3つも4つもある候補アーティストの中から1つに絞って決定するためだけの会議が2時間も3時間も、毎週毎週続くのです。
そうなんです、いいアーティストやいい作品を選んで雑誌に載せるだけなら楽しいし楽なんですけど−−−そしてそれが音楽雑誌編集者の仕事だと思っている人も多いとは思いますが−−−表紙のアーティストを1つに決める、というのは本当に難しい仕事なんです。

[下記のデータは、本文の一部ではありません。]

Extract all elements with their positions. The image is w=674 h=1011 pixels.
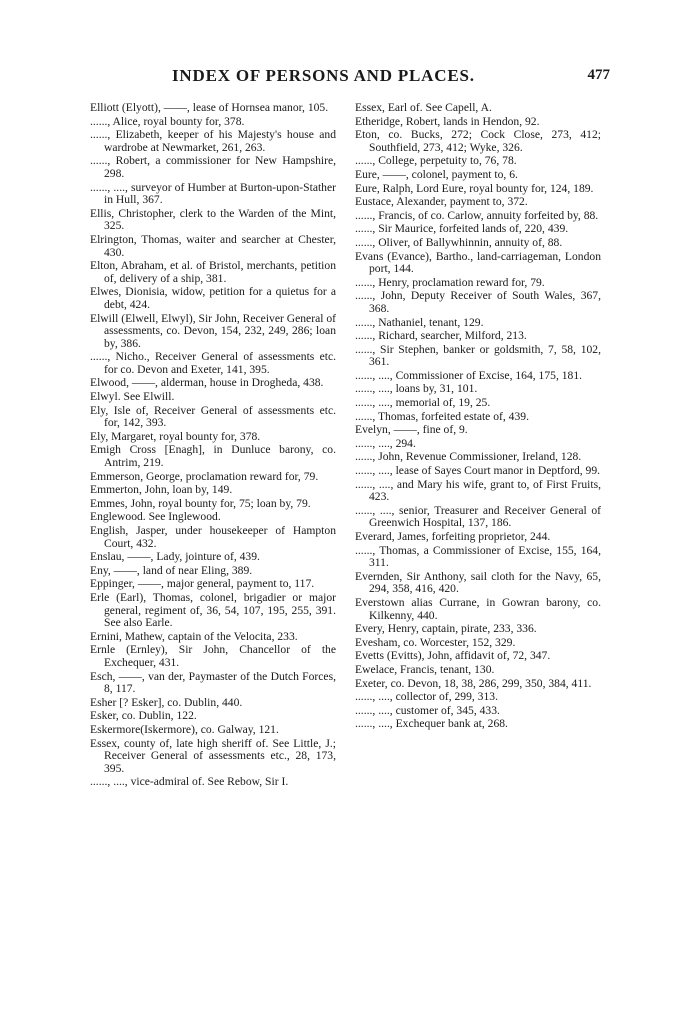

特に去年ぐらいから急激に、表紙候補になるアーティストのリリースや大規模ツアーやアニバーサリーが増えてきたと思います。
みなさんお気づきだとは思いますが、その頃からJAPAN特製の「別冊ブック」が付録としてつくことも増えてきました。
これも、表紙候補のアーティストをなんとか特別な形で特集したい、という「もう一つのやり方」が形になったものです。
それすらほぼ毎月レギュラーになってきているという、去年から今年にかけての状況はちょっと異常なほどです。
嬉しい異常です。

というわけでとても自分達の雑誌の30周年を祝う「JAPAN創刊30周年記念号」が入り込む隙間などないのです。
ちょっと寂しいですが、でも、こんなに嬉しいことはないのです。
音楽シーンが、こんなにも盛り上がっているんだということを実感するからです。
CDの売上では音楽シーンの状況なんてぜんぜん測れません。
でも僕らは、自分達が作っているこのJAPANの表紙争奪戦の激しさで、その盛り上がりと熱さを実感しています。
新世代アーティスト/バンドからベテランまで、音楽シーン全体の温度は高いです。
JAPANも、雑誌不況なんて言われて10年以上経ちますが、むしろ昔よりもぜんぜん元気です。

というわけで、一冊まるごとたっぷり使った「JAPAN創刊30周年記念号」、作りたいですが諦めます。
ここでひっそりとお祝いしたいと思います。
今これ読んでる人だけでも、心の中でおめでとうを言ってもらえると嬉しいです。

僕は23歳の時にJAPAN創刊メンバーとして参加しました。
それ以来ずっと、30年間、この雑誌をスタッフと一緒に作り続けています。
だから「昔は良かった」とかいう自慢話や「あの頃はよかったけど今は…」とかいう愚痴を言う資格は誰よりもあると思いますが、正直に言ってまったくそんな気は起きません。

20代前半のバンドを観に10代のキッズが武道館やアリーナの規模でフットワーク軽く音楽に参加する、
全国のライブハウスが繋いだネットワークに乗ってバンドたちがフットワークよく全国をツアーする、
それが普通のことになっている、
そんな時代はこれまでありませんでした。
バンド以外の音楽クリエイターやフェス文化も含めて、こんなにも多くの人たちが音楽に参加する状況は、今の時代が初めてです。
素晴らしいことだと思います。

次の10年、創刊40年に向かって僕らももっと頑張るから、みんなで音楽シーンを盛り上げていきましょう!